L’élément décoratif n’est pas celui que vous croyez! Cet ordinateur est un leurre, sachez-le. Il n'est là que pour tromper l'ennemi. La technique fait souvent perdre du temps. Je vais plus vite que cet ordinateur, j’en suis certain. On parle de «fenêtre sur le monde», mais moi j’ai encore besoin d’aller voir, de me rendre compte par moi-même, d’aller toucher, humer, savourer.
Si vous pouviez demander au génie de la lampe (design, la lampe) d'exaucer un voeu, lequel serait-il?
J’adorerais jouer les Gordon Ramsay, quand il débarque dans des restaurants ou hôtels qui frisent la faillite! Prendre la température, faire l'inventaire des horreurs, expliquer haut et fort qu’ils se trompent, redécorer sans demander leur avis aux propriétaires, en me fichant royalement des bien-pensants qui me montreraient du doigt! Prouver que le goût, ça s’éduque.
C’est un peu ce que j’ai fait avec la boutique de Lyon. J’ai passé le bout du nez, j’ai modifié les plans des travaux, fait fabriquer mes couleurs, et imposé ma vision. Tous ont dû se demander où j’allais… mais, en fin de compte, ont salué la cohérence du projet. Et mon «brouillon» a donné naissance à une collection de peintures: je n’en attendais pas tant! L’audace paie encore.
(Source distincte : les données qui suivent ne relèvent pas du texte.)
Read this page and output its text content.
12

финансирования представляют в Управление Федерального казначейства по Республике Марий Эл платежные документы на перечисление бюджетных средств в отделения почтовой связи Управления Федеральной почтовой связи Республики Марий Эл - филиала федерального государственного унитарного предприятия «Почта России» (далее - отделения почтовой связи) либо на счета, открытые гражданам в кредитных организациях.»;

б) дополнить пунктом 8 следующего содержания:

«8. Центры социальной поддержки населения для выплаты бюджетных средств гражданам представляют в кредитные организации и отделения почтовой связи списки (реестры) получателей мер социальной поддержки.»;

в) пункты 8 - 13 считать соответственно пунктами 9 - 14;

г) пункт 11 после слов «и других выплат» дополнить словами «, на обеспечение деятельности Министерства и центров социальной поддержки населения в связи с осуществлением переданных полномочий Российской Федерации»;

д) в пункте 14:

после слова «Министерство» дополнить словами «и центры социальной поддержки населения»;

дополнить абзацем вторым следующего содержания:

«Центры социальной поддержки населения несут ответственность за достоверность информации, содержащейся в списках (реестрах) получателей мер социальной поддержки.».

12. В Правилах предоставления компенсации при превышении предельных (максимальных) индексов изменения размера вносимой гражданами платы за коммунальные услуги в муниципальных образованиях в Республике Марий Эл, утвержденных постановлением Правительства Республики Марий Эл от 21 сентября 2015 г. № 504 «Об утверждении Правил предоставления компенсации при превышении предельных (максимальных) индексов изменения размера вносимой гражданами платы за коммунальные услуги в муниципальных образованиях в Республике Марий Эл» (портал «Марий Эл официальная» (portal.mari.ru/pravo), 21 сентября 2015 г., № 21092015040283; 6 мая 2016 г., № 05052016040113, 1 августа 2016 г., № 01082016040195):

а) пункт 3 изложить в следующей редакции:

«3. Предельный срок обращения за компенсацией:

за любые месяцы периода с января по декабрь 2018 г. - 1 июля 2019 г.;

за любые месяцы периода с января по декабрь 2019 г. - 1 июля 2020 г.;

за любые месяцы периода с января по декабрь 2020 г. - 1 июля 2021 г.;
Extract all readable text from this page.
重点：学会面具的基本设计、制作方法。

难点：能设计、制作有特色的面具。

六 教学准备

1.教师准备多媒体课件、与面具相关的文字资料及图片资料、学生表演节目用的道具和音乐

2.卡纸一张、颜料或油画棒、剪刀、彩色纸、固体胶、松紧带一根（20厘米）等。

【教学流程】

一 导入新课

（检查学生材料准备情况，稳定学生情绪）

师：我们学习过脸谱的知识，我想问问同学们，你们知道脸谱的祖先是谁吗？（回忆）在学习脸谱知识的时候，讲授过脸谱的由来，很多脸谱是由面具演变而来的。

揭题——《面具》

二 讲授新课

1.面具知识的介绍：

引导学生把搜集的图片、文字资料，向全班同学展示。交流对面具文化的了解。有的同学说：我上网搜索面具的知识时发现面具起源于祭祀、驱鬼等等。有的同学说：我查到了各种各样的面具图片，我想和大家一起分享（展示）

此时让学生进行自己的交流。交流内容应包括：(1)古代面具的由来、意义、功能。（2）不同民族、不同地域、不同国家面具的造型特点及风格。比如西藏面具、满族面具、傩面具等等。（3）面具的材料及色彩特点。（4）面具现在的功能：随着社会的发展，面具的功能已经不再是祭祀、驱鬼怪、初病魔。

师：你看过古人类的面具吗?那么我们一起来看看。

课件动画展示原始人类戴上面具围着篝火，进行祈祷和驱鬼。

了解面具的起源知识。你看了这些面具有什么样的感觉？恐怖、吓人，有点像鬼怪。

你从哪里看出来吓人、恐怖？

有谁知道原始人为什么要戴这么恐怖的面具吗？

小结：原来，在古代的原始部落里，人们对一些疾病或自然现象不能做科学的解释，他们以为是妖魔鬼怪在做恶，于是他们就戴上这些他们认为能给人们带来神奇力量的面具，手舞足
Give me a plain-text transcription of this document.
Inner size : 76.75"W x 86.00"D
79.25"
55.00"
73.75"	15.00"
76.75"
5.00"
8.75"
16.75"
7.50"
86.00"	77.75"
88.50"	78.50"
Lancer une maison d'hôtes ou un hôtel un jour, pourquoi pas? Cela dépendra des rencontres qui se feront. Condition sine qua non: qu'on me laisse faire ce que j'ai envie de faire. Si je n'ai pas carte blanche, ce n’est pas la peine de m'approcher! C'est mon luxe. Il ne s'agit pas d'un caprice: je tiens à conserver une ligne cohérente. Pourquoi accoler l'étiquette Bensimon sur un produit qui n'a rien à voir avec la marque? Même si le potentiel commercial était particulièrement juteux, je ne m'y risquerais pas.